The same kind of limits applied to other early compilers as well.
Together, this created a strong incentive for short symbol names. The standard C library has many names like this - like “stat()” and “errno”, “fopen()”, “printf”, and so on.
Of course these limits have long since been relaxed (or at least increased), but the legacy of the early names remains an influence.
Now I would not consider this short naming practice as being still relevant. There is no benefits but the code size (But who cares) in having short names.
By experience, coders not understanding what they are doing often gives bad names, often one or two letters. This is common in POC, giving the right name involve to understand what you are doing.
Few exceptions exists like the loop where for instance it is common to use « i » instead or « index »

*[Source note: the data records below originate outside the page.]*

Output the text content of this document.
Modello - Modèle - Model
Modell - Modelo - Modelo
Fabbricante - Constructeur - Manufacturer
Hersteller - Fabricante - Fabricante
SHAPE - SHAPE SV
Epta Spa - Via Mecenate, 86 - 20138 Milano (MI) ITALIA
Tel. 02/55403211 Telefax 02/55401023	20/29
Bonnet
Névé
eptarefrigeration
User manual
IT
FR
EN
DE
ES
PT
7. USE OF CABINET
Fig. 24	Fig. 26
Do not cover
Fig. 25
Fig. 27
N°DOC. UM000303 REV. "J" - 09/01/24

My feeling is that this comes from a place of paucity, and the ethos that goes with it. A lot of the C code that you see floating around is tied to hardware, and in a world where every byte counts, you end up being parsimonious when it comes to writing code and naming things. For example, there’s a method called atoi in the C standard library. Whoever wrote it could have called it stringToInteger. It would have been more descriptive, but they didn’t. And once you see that kind of parsimony in action, you begin to adopt a similar approach in your own programming style, with the result being what we have today.
Multiple reasons, but they start with the fact that naming variables is hard. It seems easy—just type whatever you want—but you want something that has several desirable characteristics:
As you have no doubt noticed, these characteristics are often at odds with each other. That’s why coming up with variable names is so hard.

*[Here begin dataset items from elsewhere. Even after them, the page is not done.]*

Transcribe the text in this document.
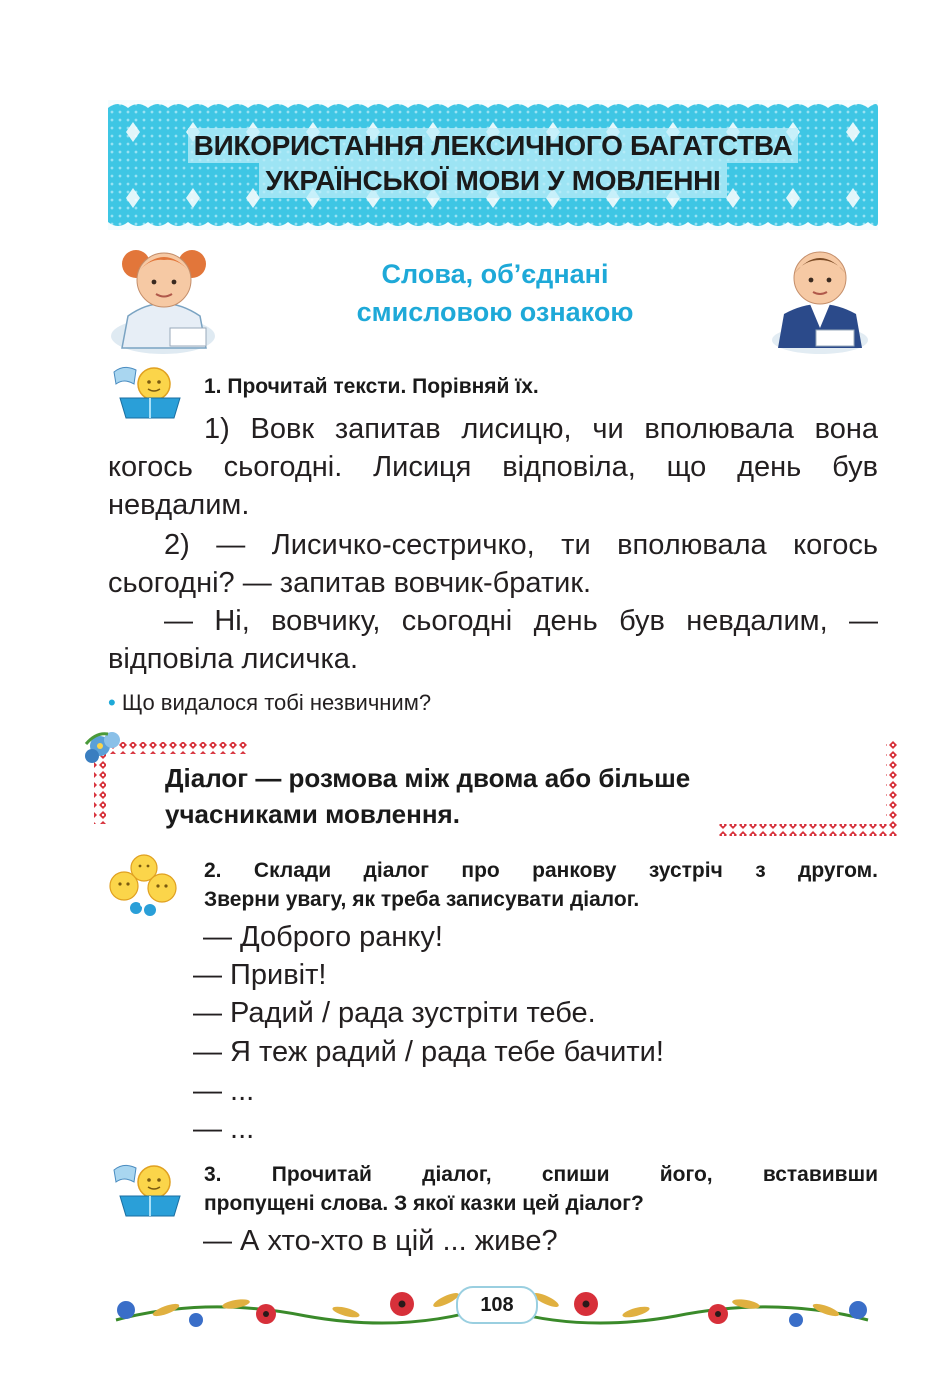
ВИКОРИСТАННЯ ЛЕКСИЧНОГО БАГАТСТВА
УКРАЇНСЬКОЇ МОВИ У МОВЛЕННІ
Слова, об’єднані
смисловою ознакою
1. Прочитай тексти. Порівняй їх.
1) Вовк запитав лисицю, чи вполювала вона
когось сьогодні. Лисиця відповіла, що день був
невдалим.
2) — Лисичко-сестричко, ти вполювала когось
сьогодні? — запитав вовчик-братик.
— Ні, вовчику, сьогодні день був невдалим, —
відповіла лисичка.
• Що видалося тобі незвичним?
Діалог — розмова між двома або більше
учасниками мовлення.
2. Склади діалог про ранкову зустріч з другом.
Зверни увагу, як треба записувати діалог.
— Доброго ранку!
— Привіт!
— Радий / рада зустріти тебе.
— Я теж радий / рада тебе бачити!
— ...
— ...
3. Прочитай діалог, спиши його, вставивши
пропущені слова. З якої казки цей діалог?
— А хто-хто в цій ... живе?
108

So, sz is pretty short. It’s also somewhat of a cultural convention, at least in some communities. But it could mean something else, so it’s got drawbacks. You could use size, sz1, Size, size_of_buffer, or any number of other names for the same thing.
It takes experience to come up with good names and, because of the conflicting desirable characteristics, there is no “right” answer. At the end of the day, however, your code has to be easy for the next person to understand, even when that person is you.
There are two complementary points that needs to be considered, one is that software development was beginnig, it was in its early days and much of our knowledge was being forged by trial and error.
Another point that on its working on a tty (ie. ASR-33) or punching cards are not so "user friendly" as using a modern editor with contextual auto complete and all other niceties we have today, so being concise would make you more productive.
Using small name for variables is more a tradition than a directive.